The hydrogen atom bonded directly to the phosphorus atom is not readily ionizable. Chemistry examinations often test students' appreciation of the fact that not all three hydrogen atoms are acidic under aqueous conditions, in contrast with H3PO4.

===Redox properties===
On heating at 200 °C, phosphorous acid disproportionates to phosphoric acid and phosphine:
4 H3PO3 -> 3 H3PO4 + PH3
This reaction is used for laboratory-scale preparations of PH3.

Phosphorous acid slowly oxidizes in air to phosphoric acid.

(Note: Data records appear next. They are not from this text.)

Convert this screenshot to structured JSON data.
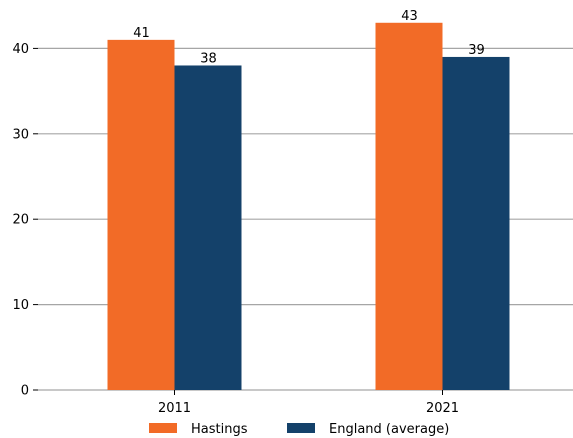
{
  "chart_data": {
    "type": "bar",
    "categories": [
      "2011",
      "2021"
    ],
    "series": [
      {
        "name": "Hastings",
        "values": [
          41,
          43
        ],
        "color": "#f26b27"
      },
      {
        "name": "England (average)",
        "values": [
          38,
          39
        ],
        "color": "#14416a"
      }
    ],
    "ylim": [
      0,
      43
    ],
    "yticks": [
      0,
      10,
      20,
      30,
      40
    ],
    "grid": true,
    "legend_position": "bottom"
  }
}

Both phosphorous acid and its deprotonated forms are good reducing agents, although not necessarily quick to react. They are oxidized to phosphoric acid or its salts. It reduces solutions of noble metal cations to the metals. When phosphorous acid is treated with a cold solution of mercuric chloride, a white precipitate of mercurous chloride forms:
H3PO3 + 2 HgCl2 + H2O -> Hg2Cl2 + H3PO4 + 2 HCl
Mercurous chloride is reduced further by phosphorous acid to mercury on heating or on standing:
H3PO3 + Hg2Cl2 + H2O -> 2 Hg + H3PO4 + 2 HCl

===As a ligand===

Structure of Mo(CO)5P(OH)3.

Upon treatment with metals of d^{6} configuration, phosphorous acid is known to coordinate as the otherwise rare P(OH)3 tautomer. Examples include Mo(CO)5(P(OH)3) and [Ru(NH3)4(H2O)(P(OH)3)](2+).

Heating a mixture of potassium tetrachloroplatinate and phosphorous acid gives the luminescent salt potassium diplatinum(II) tetrakispyrophosphite:
2 K2PtCl4 + 8 H3PO3 -> K4[Pt2(HO2POPO2H)4] + 8 HCl + 4 H2O

==Uses==
The most important use of phosphorous acid (phosphonic acid) is the production of basic lead phosphite, which is a stabilizer in PVC and related chlorinated polymers.

It is used in the production of basic lead phosphonate PVC stabilizer, aminomethylene phosphonic acid and hydroxyethane diphosphonic acid.
It is also used as a strong reducing agent and in the production of synthetic fibres, organophosphorus pesticides, and the highly efficient water treatment agent ATMP.

Ferrous materials, including steel, may be somewhat protected by promoting oxidation ("rust") and then converting the oxidation to a metalophosphate by using phosphoric acid and further protected by surface coating. (See: Passivation (chemistry)).

==Organic derivatives==
The IUPAC (mostly organic) name is phosphonic acid. This nomenclature is commonly reserved for substituted derivatives, that is, organic group bonded to phosphorus, not simply an ester. For example, (CH3)PO(OH)2 is "methylphosphonic acid", which may of course form "methylphosphonate" esters.